Olía a hierba en el parque, apenas unos coches habían comenzado a rugir en el barrio. Su ritmo era lento, tranquilo. Aun así ya se notaba agotado. Llevaba corriendo unos minutos. No podía asegurar si cinco, diez o veinte pero ya parecían demasiados. Se imaginaba a sí mismo avanzando hacia la línea enemiga. Girando la cabeza fantaseaba con la idea y casi podía ver con toda nitidez la larga columna de vikingos que corrían a su lado. Armados y gritando hacían que aquella mañana de sábado en el centro de Dublín se pudiesen oír sus gritos. «Todas las tierras de Irlanda se han manchado de sangre en alguna ocasión», le dijo una vez Aoiffe.

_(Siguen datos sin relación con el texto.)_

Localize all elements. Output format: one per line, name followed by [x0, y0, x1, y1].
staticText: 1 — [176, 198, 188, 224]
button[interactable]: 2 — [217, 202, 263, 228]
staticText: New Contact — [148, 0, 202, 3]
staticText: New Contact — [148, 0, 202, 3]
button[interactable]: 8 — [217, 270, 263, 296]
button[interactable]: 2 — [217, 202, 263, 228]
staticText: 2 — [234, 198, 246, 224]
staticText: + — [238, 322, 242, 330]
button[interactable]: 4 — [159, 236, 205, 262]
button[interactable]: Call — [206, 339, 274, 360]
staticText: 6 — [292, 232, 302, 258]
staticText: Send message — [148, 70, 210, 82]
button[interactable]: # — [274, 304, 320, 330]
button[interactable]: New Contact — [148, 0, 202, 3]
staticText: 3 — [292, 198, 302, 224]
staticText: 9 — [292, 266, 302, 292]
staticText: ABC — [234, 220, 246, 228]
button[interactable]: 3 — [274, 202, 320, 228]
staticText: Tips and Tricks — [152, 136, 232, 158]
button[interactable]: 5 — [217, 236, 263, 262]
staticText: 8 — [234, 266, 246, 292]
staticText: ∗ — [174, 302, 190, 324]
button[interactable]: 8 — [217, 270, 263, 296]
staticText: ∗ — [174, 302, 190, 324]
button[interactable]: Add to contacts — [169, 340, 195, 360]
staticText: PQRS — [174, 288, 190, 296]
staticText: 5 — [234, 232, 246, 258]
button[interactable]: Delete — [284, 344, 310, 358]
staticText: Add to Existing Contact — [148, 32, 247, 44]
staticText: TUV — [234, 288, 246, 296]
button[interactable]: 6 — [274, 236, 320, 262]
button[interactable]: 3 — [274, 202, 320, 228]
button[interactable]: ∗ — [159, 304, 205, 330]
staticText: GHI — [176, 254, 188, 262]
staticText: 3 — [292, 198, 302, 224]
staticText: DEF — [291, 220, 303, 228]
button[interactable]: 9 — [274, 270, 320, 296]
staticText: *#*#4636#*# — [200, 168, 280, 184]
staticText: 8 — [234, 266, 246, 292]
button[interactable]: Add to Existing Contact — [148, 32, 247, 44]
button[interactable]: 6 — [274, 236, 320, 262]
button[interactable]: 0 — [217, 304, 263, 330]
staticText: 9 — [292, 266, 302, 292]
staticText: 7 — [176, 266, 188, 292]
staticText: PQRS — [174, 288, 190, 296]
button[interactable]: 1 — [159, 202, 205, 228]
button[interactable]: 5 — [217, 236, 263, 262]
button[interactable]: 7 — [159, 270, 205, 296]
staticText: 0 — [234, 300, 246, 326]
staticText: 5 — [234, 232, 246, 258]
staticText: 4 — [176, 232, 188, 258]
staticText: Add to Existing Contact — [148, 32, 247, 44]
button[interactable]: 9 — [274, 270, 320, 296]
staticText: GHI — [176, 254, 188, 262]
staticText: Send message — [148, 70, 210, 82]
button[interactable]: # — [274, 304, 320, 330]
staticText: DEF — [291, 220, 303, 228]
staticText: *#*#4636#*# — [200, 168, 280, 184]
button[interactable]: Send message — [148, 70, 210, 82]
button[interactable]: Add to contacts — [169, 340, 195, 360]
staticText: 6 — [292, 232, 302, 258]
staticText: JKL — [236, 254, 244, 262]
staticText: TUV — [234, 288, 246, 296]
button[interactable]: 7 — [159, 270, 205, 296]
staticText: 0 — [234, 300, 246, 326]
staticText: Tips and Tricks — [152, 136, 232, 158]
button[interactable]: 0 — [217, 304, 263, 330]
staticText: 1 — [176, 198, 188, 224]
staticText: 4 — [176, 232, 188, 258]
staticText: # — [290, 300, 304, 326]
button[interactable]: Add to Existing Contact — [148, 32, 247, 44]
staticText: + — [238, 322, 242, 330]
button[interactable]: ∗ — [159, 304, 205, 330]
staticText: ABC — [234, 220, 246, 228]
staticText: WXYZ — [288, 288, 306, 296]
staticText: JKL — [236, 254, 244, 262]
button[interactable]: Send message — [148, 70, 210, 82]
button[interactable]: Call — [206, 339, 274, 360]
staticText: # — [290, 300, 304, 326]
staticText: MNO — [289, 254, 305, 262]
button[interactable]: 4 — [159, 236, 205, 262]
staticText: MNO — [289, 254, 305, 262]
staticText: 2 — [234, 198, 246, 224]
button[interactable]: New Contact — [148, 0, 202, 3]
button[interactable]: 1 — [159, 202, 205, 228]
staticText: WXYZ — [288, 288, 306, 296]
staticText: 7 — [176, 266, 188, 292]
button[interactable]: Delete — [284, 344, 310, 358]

Extenuado, se dejó caer sobre el césped. Había sido suficiente. Los pulmones amenazaban con romperse y el corazón iba a salir disparado. Realmente no estaba en forma ni mucho menos. No en la forma que debería estar para afrontar una batalla. Allí, tirado en la hierba, se propuso hacerlo, se propuso llegar a estar tan en forma como cualquiera de los cientos y miles de guerreros de uno y otro bando que habían muerto en aquellas tierras diez siglos antes. Eso le ayudaría a comprenderlo todo mejor.